Relaciones

Invalidación emocional

Conductas que minimizan, ignoran o niegan las emociones del otro. Reacciones como «no llores por eso» o «estás exagerando» son ejemplos típicos que causan un daño profundo en la relación.

Qué es la invalidación emocional

La invalidación emocional (emotional invalidation) se refiere a las conductas que tratan las emociones de una persona como injustificadas, exageradas o inexistentes. «Es absurdo enfadarse por algo así», «no es para tanto como para llorar», «le das demasiadas vueltas», «hay gente que lo pasa mucho peor»: estas son expresiones típicas. En muchos casos quien las dice no tiene mala intención, pero para quien las recibe transmiten el mensaje de que «mis emociones están equivocadas» o «no debería sentir esto».

La invalidación emocional puede producirse en cualquier tipo de relación: entre padres e hijos, en la pareja, entre amigos, en las jerarquías laborales. Es especialmente frecuente en culturas o entornos familiares donde la expresión emocional se considera una «debilidad». El problema no radica en un episodio aislado, sino en su repetición crónica, que acaba ejerciendo una influencia profunda en la autopercepción y la experiencia emocional de quien la sufre.

Lo que provoca la invalidación crónica

Una persona cuyas emociones han sido negadas de forma continuada desde la infancia deja de confiar en sus propias emociones. Se pregunta constantemente «¿será correcto lo que siento?» y adquiere el hábito de reprimir las emociones en cuanto surgen. Con el tiempo, puede llegar a un estado de entumecimiento emocional en el que ya no sabe qué es lo que siente. Además, se arraiga el miedo a expresar las emociones, lo que impide mostrar la verdad de uno mismo en las relaciones íntimas.

En la relación de pareja, la invalidación emocional erosiona silenciosamente los cimientos del vínculo. Cuando una de las partes ve sus emociones negadas repetidamente, acaba por dejar de compartirlas. Aunque en apariencia la relación parezca tranquila, en el interior se acumulan soledad y desconfianza. Cuando se acompaña de manipulación intencional, como en el gaslighting, la situación es aún más grave: la víctima llega a dudar de su propia percepción de la realidad.

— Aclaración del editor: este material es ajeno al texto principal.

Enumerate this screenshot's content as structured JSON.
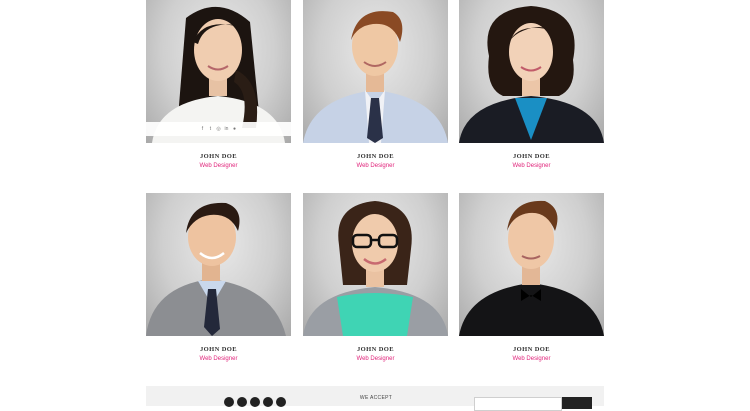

Qué significa validar las emociones

Lo opuesto a la invalidación emocional es la «validación emocional». Validar las emociones no significa estar de acuerdo con la opinión del otro ni resolver su problema. Significa reconocer la existencia misma de la emoción: «Entiendo que te sientas así», «Debió de ser duro». Con solo estas palabras, la persona siente que «mis emociones no están equivocadas» y recupera la fuerza para dar el siguiente paso. Lo mismo se aplica hacia uno mismo: en lugar de negar la emoción que surge con un «no debería sentir esto», el punto de partida para una relación sana con las propias emociones es acogerla primero: «Ahora mismo, esto es lo que siento».